Using <SDL/SDL.h>, or in this case <SDL2/SDL.h>, and others like this
is not the proper way to include SDL headers. The proper way is to
pass the -lSDL2 flag to the compiler. The place I put it might be
awkward, but I'm planning to replace this hand-written makefile with
Autoconf/Automake scripts, anyway.
It's incredibly silly for it to be 10; what's the advantage of the
double homing missile launcher over the regular homing missile launcher
otherwise? It's just much slower and less versatile. Now it should
be slightly better, because you can effectively shoot 30 missiles
total, instead of just 20.
(Micro homing missiles are different; the advantage of having several
weak missiles instead of a smaller numer of strong missiles is
actually quite significant.)
There was a check that was supposed to prevent completing missions on
death, but it also prevented completing missions after an area was
finished. This was in particular a problem in interceptions, where
rescuing slaves after destroying interceptions didn't have any effect
on the slave rescue mission.
It was previously just ineffective. Now it's impossible.

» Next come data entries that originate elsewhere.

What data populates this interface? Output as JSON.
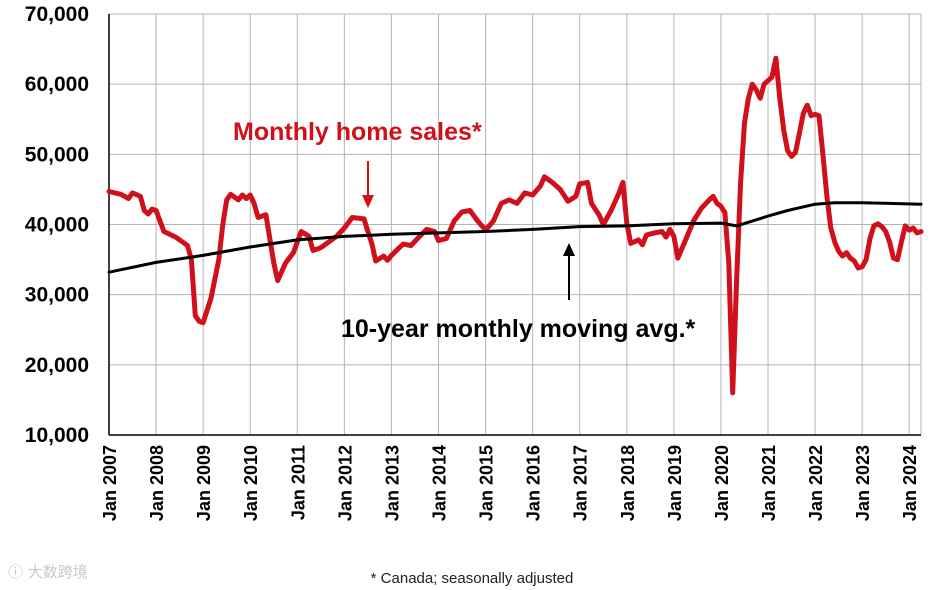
{
  "chart_data": {
    "type": "line",
    "title": "",
    "xlabel": "",
    "ylabel": "",
    "ylim": [
      10000,
      70000
    ],
    "xlim": [
      "2007-01",
      "2024-04"
    ],
    "grid": true,
    "y_ticks": [
      "10,000",
      "20,000",
      "30,000",
      "40,000",
      "50,000",
      "60,000",
      "70,000"
    ],
    "x_ticks": [
      "Jan 2007",
      "Jan 2008",
      "Jan 2009",
      "Jan 2010",
      "Jan 2011",
      "Jan 2012",
      "Jan 2013",
      "Jan 2014",
      "Jan 2015",
      "Jan 2016",
      "Jan 2017",
      "Jan 2018",
      "Jan 2019",
      "Jan 2020",
      "Jan 2021",
      "Jan 2022",
      "Jan 2023",
      "Jan 2024"
    ],
    "series": [
      {
        "name": "Monthly home sales*",
        "color": "#d0101b",
        "points": [
          [
            "2007-01",
            44700
          ],
          [
            "2007-04",
            44300
          ],
          [
            "2007-06",
            43700
          ],
          [
            "2007-07",
            44500
          ],
          [
            "2007-09",
            44000
          ],
          [
            "2007-10",
            42000
          ],
          [
            "2007-11",
            41500
          ],
          [
            "2007-12",
            42200
          ],
          [
            "2008-01",
            42000
          ],
          [
            "2008-03",
            39000
          ],
          [
            "2008-06",
            38200
          ],
          [
            "2008-09",
            37000
          ],
          [
            "2008-10",
            35000
          ],
          [
            "2008-11",
            27000
          ],
          [
            "2008-12",
            26200
          ],
          [
            "2009-01",
            26000
          ],
          [
            "2009-03",
            29500
          ],
          [
            "2009-05",
            35000
          ],
          [
            "2009-06",
            40000
          ],
          [
            "2009-07",
            43500
          ],
          [
            "2009-08",
            44300
          ],
          [
            "2009-10",
            43500
          ],
          [
            "2009-11",
            44200
          ],
          [
            "2009-12",
            43700
          ],
          [
            "2010-01",
            44200
          ],
          [
            "2010-02",
            43000
          ],
          [
            "2010-03",
            41000
          ],
          [
            "2010-05",
            41400
          ],
          [
            "2010-06",
            38000
          ],
          [
            "2010-07",
            34500
          ],
          [
            "2010-08",
            32000
          ],
          [
            "2010-10",
            34500
          ],
          [
            "2010-12",
            36000
          ],
          [
            "2011-01",
            37500
          ],
          [
            "2011-02",
            39000
          ],
          [
            "2011-04",
            38300
          ],
          [
            "2011-05",
            36300
          ],
          [
            "2011-07",
            36700
          ],
          [
            "2011-09",
            37500
          ],
          [
            "2011-11",
            38300
          ],
          [
            "2012-01",
            39500
          ],
          [
            "2012-03",
            41000
          ],
          [
            "2012-06",
            40800
          ],
          [
            "2012-07",
            39000
          ],
          [
            "2012-08",
            37300
          ],
          [
            "2012-09",
            34800
          ],
          [
            "2012-11",
            35500
          ],
          [
            "2012-12",
            34900
          ],
          [
            "2013-01",
            35600
          ],
          [
            "2013-03",
            36700
          ],
          [
            "2013-04",
            37200
          ],
          [
            "2013-06",
            37000
          ],
          [
            "2013-08",
            38200
          ],
          [
            "2013-10",
            39300
          ],
          [
            "2013-12",
            39000
          ],
          [
            "2014-01",
            37700
          ],
          [
            "2014-03",
            38000
          ],
          [
            "2014-05",
            40500
          ],
          [
            "2014-07",
            41800
          ],
          [
            "2014-09",
            42000
          ],
          [
            "2014-11",
            40500
          ],
          [
            "2015-01",
            39200
          ],
          [
            "2015-03",
            40500
          ],
          [
            "2015-05",
            43000
          ],
          [
            "2015-07",
            43500
          ],
          [
            "2015-09",
            43000
          ],
          [
            "2015-11",
            44500
          ],
          [
            "2016-01",
            44200
          ],
          [
            "2016-03",
            45500
          ],
          [
            "2016-04",
            46800
          ],
          [
            "2016-06",
            46000
          ],
          [
            "2016-08",
            45000
          ],
          [
            "2016-10",
            43300
          ],
          [
            "2016-12",
            44000
          ],
          [
            "2017-01",
            45800
          ],
          [
            "2017-03",
            46000
          ],
          [
            "2017-04",
            43000
          ],
          [
            "2017-06",
            41300
          ],
          [
            "2017-07",
            40000
          ],
          [
            "2017-08",
            41000
          ],
          [
            "2017-09",
            42000
          ],
          [
            "2017-11",
            44500
          ],
          [
            "2017-12",
            46000
          ],
          [
            "2018-01",
            40200
          ],
          [
            "2018-02",
            37300
          ],
          [
            "2018-04",
            37800
          ],
          [
            "2018-05",
            37100
          ],
          [
            "2018-06",
            38500
          ],
          [
            "2018-08",
            38800
          ],
          [
            "2018-10",
            39000
          ],
          [
            "2018-11",
            38200
          ],
          [
            "2018-12",
            39300
          ],
          [
            "2019-01",
            38300
          ],
          [
            "2019-02",
            35200
          ],
          [
            "2019-04",
            37800
          ],
          [
            "2019-06",
            40500
          ],
          [
            "2019-08",
            42300
          ],
          [
            "2019-10",
            43500
          ],
          [
            "2019-11",
            44000
          ],
          [
            "2019-12",
            43000
          ],
          [
            "2020-01",
            42600
          ],
          [
            "2020-02",
            41700
          ],
          [
            "2020-03",
            34500
          ],
          [
            "2020-04",
            16000
          ],
          [
            "2020-05",
            32000
          ],
          [
            "2020-06",
            46000
          ],
          [
            "2020-07",
            54500
          ],
          [
            "2020-08",
            58000
          ],
          [
            "2020-09",
            60000
          ],
          [
            "2020-10",
            59200
          ],
          [
            "2020-11",
            58000
          ],
          [
            "2020-12",
            60000
          ],
          [
            "2021-01",
            60500
          ],
          [
            "2021-02",
            61000
          ],
          [
            "2021-03",
            63700
          ],
          [
            "2021-04",
            58000
          ],
          [
            "2021-05",
            53500
          ],
          [
            "2021-06",
            50500
          ],
          [
            "2021-07",
            49700
          ],
          [
            "2021-08",
            50300
          ],
          [
            "2021-09",
            53000
          ],
          [
            "2021-10",
            55800
          ],
          [
            "2021-11",
            57000
          ],
          [
            "2021-12",
            55500
          ],
          [
            "2022-01",
            55700
          ],
          [
            "2022-02",
            55500
          ],
          [
            "2022-03",
            50000
          ],
          [
            "2022-04",
            44000
          ],
          [
            "2022-05",
            39500
          ],
          [
            "2022-06",
            37500
          ],
          [
            "2022-07",
            36200
          ],
          [
            "2022-08",
            35500
          ],
          [
            "2022-09",
            36000
          ],
          [
            "2022-10",
            35200
          ],
          [
            "2022-11",
            34800
          ],
          [
            "2022-12",
            33800
          ],
          [
            "2023-01",
            34000
          ],
          [
            "2023-02",
            35000
          ],
          [
            "2023-03",
            38000
          ],
          [
            "2023-04",
            39800
          ],
          [
            "2023-05",
            40100
          ],
          [
            "2023-06",
            39700
          ],
          [
            "2023-07",
            39000
          ],
          [
            "2023-08",
            37500
          ],
          [
            "2023-09",
            35200
          ],
          [
            "2023-10",
            35000
          ],
          [
            "2023-11",
            37500
          ],
          [
            "2023-12",
            39800
          ],
          [
            "2024-01",
            39200
          ],
          [
            "2024-02",
            39500
          ],
          [
            "2024-03",
            38800
          ],
          [
            "2024-04",
            39000
          ]
        ]
      },
      {
        "name": "10-year monthly moving avg.*",
        "color": "#000000",
        "points": [
          [
            "2007-01",
            33200
          ],
          [
            "2008-01",
            34600
          ],
          [
            "2009-01",
            35600
          ],
          [
            "2010-01",
            36800
          ],
          [
            "2011-01",
            37800
          ],
          [
            "2012-01",
            38300
          ],
          [
            "2013-01",
            38600
          ],
          [
            "2014-01",
            38800
          ],
          [
            "2015-01",
            39000
          ],
          [
            "2016-01",
            39300
          ],
          [
            "2017-01",
            39700
          ],
          [
            "2018-01",
            39800
          ],
          [
            "2019-01",
            40100
          ],
          [
            "2020-01",
            40200
          ],
          [
            "2020-05",
            39800
          ],
          [
            "2021-01",
            41200
          ],
          [
            "2021-06",
            42000
          ],
          [
            "2022-01",
            42900
          ],
          [
            "2022-06",
            43100
          ],
          [
            "2023-01",
            43100
          ],
          [
            "2024-04",
            42900
          ]
        ]
      }
    ],
    "annotations": [
      {
        "text": "Monthly home sales*",
        "color": "#d0101b"
      },
      {
        "text": "10-year monthly moving avg.*",
        "color": "#000000"
      }
    ]
  },
  "footnote": "* Canada; seasonally adjusted",
  "watermark": "大数跨境"
}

The reason I'm doing this is when you *can* grind (in this case, by
constantly getting free plasma and selling it), it kind of feels
like an obligation to do so.
It's still possible to grind within missions whose progress depends
on your pace, which aren't timed and keep generating more enemies
until you win. Namely: the missile boat mission, the miner mission,
and the third boss. (There might be others.) However, grinding in
these situations is quite dangerous and likely to take away the much
larger shield bonus at the end, and plus if you mess up when trying
to do this you're set back quite a bit, so I think these are sufficiently
worthless activities that no one will do them. (I never did.)
A supercharge at this point can suddenly make bosses much easier
(especially the case with the Star Killer). This kind of takes away
the tension, so it's undesired. (It's fine for Easy difficulty,
because it's possible to take in a Supercharge from an earlier level
anyway.)
The original charge cannon is so overpowered it's ridiculous. The
strongest weapon in the game, unlimited ammo, and the only setback
it has is that you need to charge it a bit. The lack of balance
obsoletes the laser weapon, which is fine, but it also obsoletes
homing missile weapons, *including* ones that are newer and more
expensive than the charge cannon!
Now, it's much more balanced. You actually need to shoot the thing
before it hits max (or have your target in sight when it does),
rather than being able to just hold the button at max forever and
release when optimal like you previously could. Basically, the charge
cannon is still the weapon which does the most damage, but it's now
much harder to use. Incidentally, not only should homing missiles
be a sensible option now, even the laser cannon has a place after
the charge cannon becomes available.